An eight-year-old girl in China has lung cancer and her doctors are blaming pollution.
The girl — whose name authorities have withheld — is believed to be China’s youngest-ever lung cancer patient. State media reported she lived near a busy street and was constantly inhaling toxic air. (Via Fox News)
Lung cancer causes more than one million deaths around the world every year — and adults who smoke are at much greater risk. But the experts say, when it comes to air pollution, it’s children who are most vulnerable.
And with air pollution as severe in China as it is now — it’s no wonder. As The New York Times reports, “schools are canceling outdoor activities and field trips. and Parents with means are choosing schools based on air-filtration systems.”

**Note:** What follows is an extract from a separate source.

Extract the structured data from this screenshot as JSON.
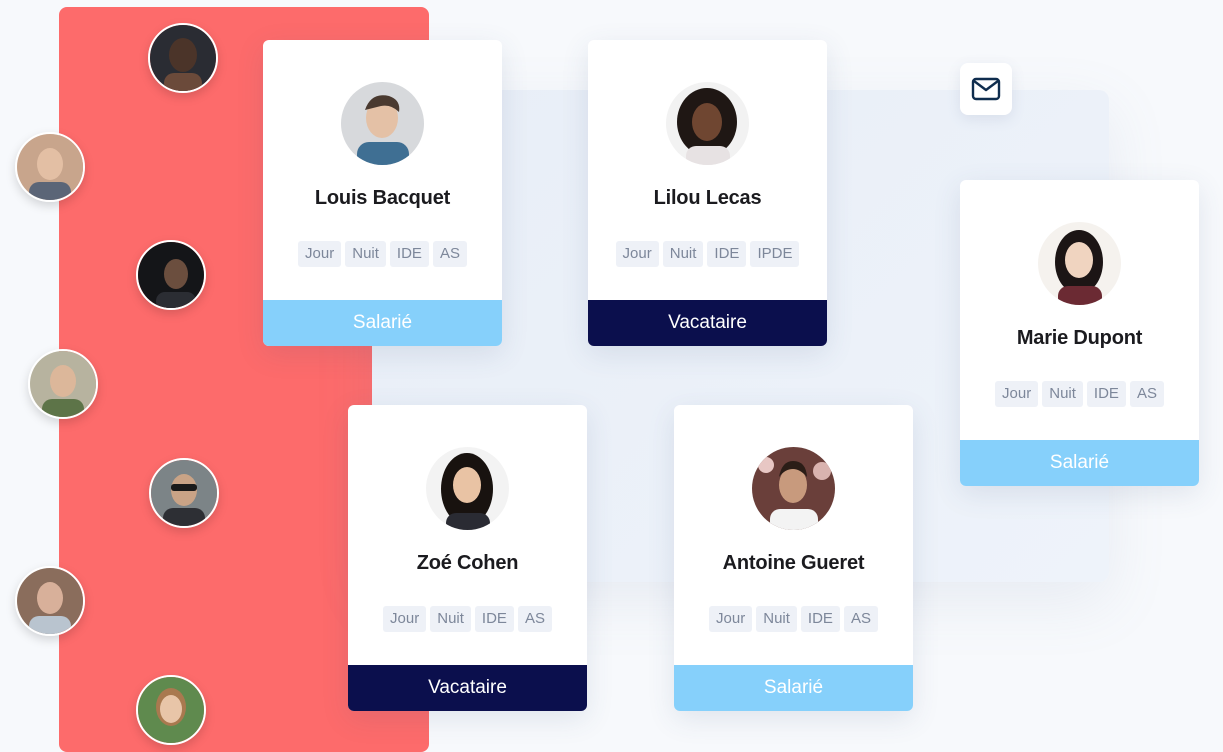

Lung cancer deaths are up more than 400 percent in China from where they were three decades ago. Just last month, the World Health Organization classified air pollution as a leading type of cancer. (Via ABC Australia)
To give you an idea of just how bad things are, in January Beijing recorded air pollution levels 45 times the agency's recommended exposure limit.
Here’s how China should normally look from outer space. (Via NASA)
And here’s how it looked when smog blanketed the capital last year.
But there might be a silver lining to all of this. China’s “airpocalypse,” as it's been dubbed, pressured government officials in September to introduce an $800 billion smog reduction plan. It called for reductions in carbon emissions and coal consumption.
The South China Morning Post reports air pollution is clouding its 30 million or so street cameras —making the country's growing video surveillance network useless.